|Description||The problem. The present study was undertaken in order to obtain information concerning the kinds of coccidian species harbored by pheasants raised under game-farm conditions, and to determine the levels of infection of the coccidian species found.
Procedure. Fecal samples collected from a mixed flock of 450 game-farm reared, adult ring-necked pheasants during a 20 week period beginning January 21, and ending June 3, 1973, were examined for coccidian oocysts. The number of oocysts per gm. of feces was determined for each week's sample by using a modified McMaster's helminth egg counting technique, and the proportion of the Eimeria species present in the block was determined by performing differential counts of the samples collected. One-hundred newly hatched pheasant chicks were also sampled for coccidian oocysts during a 5 week period beginning May 5, and ending June 3, 1973. The samples taken from the young birds were processed in a manner similar to that for the adult birds.

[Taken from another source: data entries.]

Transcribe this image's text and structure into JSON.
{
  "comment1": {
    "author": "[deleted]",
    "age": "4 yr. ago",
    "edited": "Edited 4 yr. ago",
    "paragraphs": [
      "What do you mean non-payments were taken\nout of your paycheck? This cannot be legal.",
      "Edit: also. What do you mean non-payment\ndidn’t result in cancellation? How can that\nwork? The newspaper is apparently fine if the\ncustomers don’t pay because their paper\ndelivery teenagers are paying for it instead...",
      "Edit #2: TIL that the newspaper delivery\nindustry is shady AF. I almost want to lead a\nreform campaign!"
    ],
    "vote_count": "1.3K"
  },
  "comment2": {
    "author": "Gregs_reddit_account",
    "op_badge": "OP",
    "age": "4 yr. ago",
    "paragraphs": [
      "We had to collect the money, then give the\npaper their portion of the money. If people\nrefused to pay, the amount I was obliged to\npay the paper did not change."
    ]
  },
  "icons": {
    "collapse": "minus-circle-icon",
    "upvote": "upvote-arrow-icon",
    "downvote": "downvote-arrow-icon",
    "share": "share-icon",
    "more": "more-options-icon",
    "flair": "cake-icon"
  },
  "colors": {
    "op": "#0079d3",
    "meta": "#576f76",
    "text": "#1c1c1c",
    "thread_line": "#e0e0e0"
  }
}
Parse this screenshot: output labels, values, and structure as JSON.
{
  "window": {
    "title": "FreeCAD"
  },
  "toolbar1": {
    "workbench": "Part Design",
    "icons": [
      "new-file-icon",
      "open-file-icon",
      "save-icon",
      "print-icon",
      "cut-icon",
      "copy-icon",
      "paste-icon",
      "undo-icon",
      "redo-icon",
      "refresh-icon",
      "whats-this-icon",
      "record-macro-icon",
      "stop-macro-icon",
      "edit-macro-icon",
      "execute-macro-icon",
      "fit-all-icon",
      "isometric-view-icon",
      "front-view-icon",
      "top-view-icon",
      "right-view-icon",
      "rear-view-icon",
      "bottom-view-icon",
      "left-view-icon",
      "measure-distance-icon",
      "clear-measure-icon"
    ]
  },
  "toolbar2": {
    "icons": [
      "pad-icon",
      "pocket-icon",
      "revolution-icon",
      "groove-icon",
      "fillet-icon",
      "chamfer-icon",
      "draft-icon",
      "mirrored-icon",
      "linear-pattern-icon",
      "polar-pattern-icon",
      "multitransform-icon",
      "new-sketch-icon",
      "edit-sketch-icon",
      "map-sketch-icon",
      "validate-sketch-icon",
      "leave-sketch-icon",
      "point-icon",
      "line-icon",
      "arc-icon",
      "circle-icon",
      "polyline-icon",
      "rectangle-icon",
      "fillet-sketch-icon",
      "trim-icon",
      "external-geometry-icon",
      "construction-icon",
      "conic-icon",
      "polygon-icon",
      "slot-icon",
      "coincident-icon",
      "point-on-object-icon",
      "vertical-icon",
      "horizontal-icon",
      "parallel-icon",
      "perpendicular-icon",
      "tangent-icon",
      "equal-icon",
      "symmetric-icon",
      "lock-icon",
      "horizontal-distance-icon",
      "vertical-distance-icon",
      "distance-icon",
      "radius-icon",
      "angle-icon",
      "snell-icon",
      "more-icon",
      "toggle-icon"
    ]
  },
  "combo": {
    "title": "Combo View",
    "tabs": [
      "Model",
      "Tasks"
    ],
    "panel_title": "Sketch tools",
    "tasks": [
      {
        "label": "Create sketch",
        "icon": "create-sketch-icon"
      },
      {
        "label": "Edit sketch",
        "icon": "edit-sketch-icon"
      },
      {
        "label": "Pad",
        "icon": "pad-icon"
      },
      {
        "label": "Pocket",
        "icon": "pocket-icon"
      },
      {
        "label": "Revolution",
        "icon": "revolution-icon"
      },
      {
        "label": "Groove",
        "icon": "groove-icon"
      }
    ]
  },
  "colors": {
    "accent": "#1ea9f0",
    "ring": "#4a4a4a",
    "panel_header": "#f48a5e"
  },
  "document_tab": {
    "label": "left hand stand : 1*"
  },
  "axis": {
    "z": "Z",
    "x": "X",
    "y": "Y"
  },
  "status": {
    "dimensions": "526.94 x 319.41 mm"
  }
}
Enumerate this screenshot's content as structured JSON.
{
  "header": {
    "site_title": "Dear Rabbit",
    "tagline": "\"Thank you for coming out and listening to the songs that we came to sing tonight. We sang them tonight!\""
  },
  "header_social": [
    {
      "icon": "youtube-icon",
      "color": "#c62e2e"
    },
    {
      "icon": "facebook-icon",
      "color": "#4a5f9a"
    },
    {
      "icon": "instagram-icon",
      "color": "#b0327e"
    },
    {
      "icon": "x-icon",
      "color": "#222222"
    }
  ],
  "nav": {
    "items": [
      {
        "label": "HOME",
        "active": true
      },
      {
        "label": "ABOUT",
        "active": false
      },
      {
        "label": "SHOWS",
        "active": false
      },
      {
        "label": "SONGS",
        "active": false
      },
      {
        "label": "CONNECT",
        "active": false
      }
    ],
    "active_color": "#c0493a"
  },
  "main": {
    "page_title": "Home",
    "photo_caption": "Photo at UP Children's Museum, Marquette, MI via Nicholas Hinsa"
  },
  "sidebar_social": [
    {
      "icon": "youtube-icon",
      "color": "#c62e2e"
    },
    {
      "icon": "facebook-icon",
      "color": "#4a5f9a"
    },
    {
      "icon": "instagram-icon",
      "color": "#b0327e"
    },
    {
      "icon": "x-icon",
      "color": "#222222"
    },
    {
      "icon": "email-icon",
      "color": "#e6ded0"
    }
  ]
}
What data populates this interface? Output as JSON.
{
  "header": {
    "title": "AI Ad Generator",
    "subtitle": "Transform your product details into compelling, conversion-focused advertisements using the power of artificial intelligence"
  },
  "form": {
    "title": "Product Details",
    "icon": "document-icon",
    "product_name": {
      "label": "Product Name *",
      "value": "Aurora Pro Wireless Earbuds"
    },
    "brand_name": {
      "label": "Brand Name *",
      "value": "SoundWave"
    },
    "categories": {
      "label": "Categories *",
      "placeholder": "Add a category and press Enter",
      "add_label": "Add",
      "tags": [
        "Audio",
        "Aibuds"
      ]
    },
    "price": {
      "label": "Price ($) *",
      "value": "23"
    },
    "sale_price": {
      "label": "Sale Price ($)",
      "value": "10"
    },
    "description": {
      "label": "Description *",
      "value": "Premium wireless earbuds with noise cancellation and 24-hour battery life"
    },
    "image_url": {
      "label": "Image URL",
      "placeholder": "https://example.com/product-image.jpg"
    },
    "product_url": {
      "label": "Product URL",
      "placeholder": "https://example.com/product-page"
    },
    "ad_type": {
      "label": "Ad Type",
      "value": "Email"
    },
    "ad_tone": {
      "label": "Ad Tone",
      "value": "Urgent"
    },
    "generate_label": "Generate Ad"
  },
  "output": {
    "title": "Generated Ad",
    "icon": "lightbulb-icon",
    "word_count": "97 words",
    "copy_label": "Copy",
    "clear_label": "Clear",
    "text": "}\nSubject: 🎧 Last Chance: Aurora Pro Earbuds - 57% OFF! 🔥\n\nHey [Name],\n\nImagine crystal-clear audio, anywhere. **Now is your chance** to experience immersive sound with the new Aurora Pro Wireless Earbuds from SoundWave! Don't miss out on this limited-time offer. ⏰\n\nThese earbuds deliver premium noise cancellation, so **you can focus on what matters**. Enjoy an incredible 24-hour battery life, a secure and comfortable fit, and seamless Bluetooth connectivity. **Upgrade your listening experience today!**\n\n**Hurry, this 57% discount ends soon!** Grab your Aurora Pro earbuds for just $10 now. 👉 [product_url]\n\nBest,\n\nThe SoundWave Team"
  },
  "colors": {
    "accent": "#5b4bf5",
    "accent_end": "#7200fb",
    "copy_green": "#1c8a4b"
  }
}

Findings. Only four of the eight recognized species of Eimeria reported to infect the pheasant were found to be present in this study. They are Eimeria phasiani, E. pacifica, E. duodenalis, and E. tetartooimia. E. phasiani and E. pacifica were the most prevalent species in the adult birds each averaging 42.0 percent of the mean differential counts for the entire survey. E. tetartooimia and E. duodenalis were the next most prevalent species averaging 10.5 and 4.0 percent of the mean differential counts, respectively. E. phasiani, alone, dominated the differential counts of the samples taken from the young birds and occurred with 75.0 to 94.0 percent frequency. E. pacifica, E. tetartooimia, and E. duodenalis were the next most prevalent, respectively, all with percentages below 10. A small number of coccidian oocysts resembling those of Isospora lacazei were also found but these were considered to be contaminants from passeriform birds.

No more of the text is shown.